TAJDID.ID || Ketua Umum PP Muhammadiyah, Prof Dr Haedar Nashir MSi mengatakan, Majelis Pustaka dan Informasi (MPI) harus menjadi pilar terdepan dalam menjalankan peran Muhammadiyah, bukan cuma untuk beradaptasi dalam era baru Revolusi 4.0, tapi juga memanfaatkan era digital tersebut sebagai sarana dakwah Muhammadiyah.
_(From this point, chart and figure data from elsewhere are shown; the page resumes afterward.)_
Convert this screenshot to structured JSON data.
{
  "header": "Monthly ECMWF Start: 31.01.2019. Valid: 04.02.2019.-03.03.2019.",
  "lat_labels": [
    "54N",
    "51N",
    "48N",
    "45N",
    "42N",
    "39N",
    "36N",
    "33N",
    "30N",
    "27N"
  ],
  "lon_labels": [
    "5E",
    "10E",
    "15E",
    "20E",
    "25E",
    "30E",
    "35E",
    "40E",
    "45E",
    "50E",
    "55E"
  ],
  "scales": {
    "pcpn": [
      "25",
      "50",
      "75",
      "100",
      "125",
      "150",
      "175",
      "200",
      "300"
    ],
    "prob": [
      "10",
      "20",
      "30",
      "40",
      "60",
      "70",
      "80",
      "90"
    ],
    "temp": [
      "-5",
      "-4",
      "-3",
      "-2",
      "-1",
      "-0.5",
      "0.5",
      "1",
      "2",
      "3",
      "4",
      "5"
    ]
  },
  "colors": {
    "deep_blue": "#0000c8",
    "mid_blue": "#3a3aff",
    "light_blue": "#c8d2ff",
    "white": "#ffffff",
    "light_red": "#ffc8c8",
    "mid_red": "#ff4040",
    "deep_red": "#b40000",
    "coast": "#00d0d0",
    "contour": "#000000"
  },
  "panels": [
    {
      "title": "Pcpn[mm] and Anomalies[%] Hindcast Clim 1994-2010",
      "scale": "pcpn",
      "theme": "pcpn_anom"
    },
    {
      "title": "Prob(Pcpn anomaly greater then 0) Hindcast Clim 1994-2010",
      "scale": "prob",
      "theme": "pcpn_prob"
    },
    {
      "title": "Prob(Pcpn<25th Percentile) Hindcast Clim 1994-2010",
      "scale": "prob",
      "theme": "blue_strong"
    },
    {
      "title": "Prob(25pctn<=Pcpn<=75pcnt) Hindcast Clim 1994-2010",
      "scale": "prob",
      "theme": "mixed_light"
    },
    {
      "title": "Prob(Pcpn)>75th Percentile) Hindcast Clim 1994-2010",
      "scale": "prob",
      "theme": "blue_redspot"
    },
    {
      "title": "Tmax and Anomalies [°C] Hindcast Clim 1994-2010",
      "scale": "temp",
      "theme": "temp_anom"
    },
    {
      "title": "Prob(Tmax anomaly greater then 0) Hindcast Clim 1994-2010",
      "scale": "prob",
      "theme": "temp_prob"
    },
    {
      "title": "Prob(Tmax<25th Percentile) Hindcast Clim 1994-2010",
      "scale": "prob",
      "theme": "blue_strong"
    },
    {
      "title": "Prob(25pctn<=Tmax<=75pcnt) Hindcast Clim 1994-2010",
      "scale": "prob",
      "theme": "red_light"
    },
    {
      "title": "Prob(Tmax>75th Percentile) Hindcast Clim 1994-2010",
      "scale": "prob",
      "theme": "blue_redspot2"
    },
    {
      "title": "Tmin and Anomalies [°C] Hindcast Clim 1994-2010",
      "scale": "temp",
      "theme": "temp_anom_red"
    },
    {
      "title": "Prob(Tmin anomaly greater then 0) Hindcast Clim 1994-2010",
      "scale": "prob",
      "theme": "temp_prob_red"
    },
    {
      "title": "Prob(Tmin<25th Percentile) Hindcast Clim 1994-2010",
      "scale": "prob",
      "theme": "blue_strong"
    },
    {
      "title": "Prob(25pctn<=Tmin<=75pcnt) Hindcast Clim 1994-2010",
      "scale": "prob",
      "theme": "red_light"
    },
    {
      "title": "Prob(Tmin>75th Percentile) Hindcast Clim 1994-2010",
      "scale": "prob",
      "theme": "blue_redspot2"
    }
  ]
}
“Dakwah (tabligh) Muhammadiyah, termasuk lewat dunia digital yang begitu rumit dan kompleks namun sangat efisien, cepat dan mudah, harus menjadi komitmen kelembagaan,” ujar Haedar ketika memberikan arahan dalam acara pembukaan Silaturrahmi Nasional MPI Se-Indonesia, Sabtu (11/6).
“Saya percaya MPI sudah memulai itu dan terus mengembangkan persyarikatan ini untuk mampu berperan untuk menjalankan fungsi dakwah dan tajdid di era kehidupan yang semakin super modern, dimana revolusi iptek menjadi terdepan saat ini,” imbuhnya.
Karena itu, melalui Silatnas ini, Prof Haedar meminta MPI untuk merumuskan konsep dan strategi yang paling bisa dilakukan, sehingga Muhammadiyah mampu hadir di era digital dengan peran yang proaktif, dinamis, progresif dan bisa menghadirkan dakwah yang mencerahkan, memberdayakan, memajukan dan mencerdaskan kehidupan bangsa.
Kemudian, dalam konteks syiar Muktamar, Prof Haedar meminta seluruh organ bersinergi dan berintegrasi untuk menyukseskan Muktamar ke-48 Muhammadiyah/’Aisyiyah.
“MPI dan seluruh organ yang menjadi pelaksana Muktamar harus mampu bersinergi dalam rangka menyukseskan Mukatamar Muhammadiyah dan ‘Aisyiyah dari segi syiar,” harapnya.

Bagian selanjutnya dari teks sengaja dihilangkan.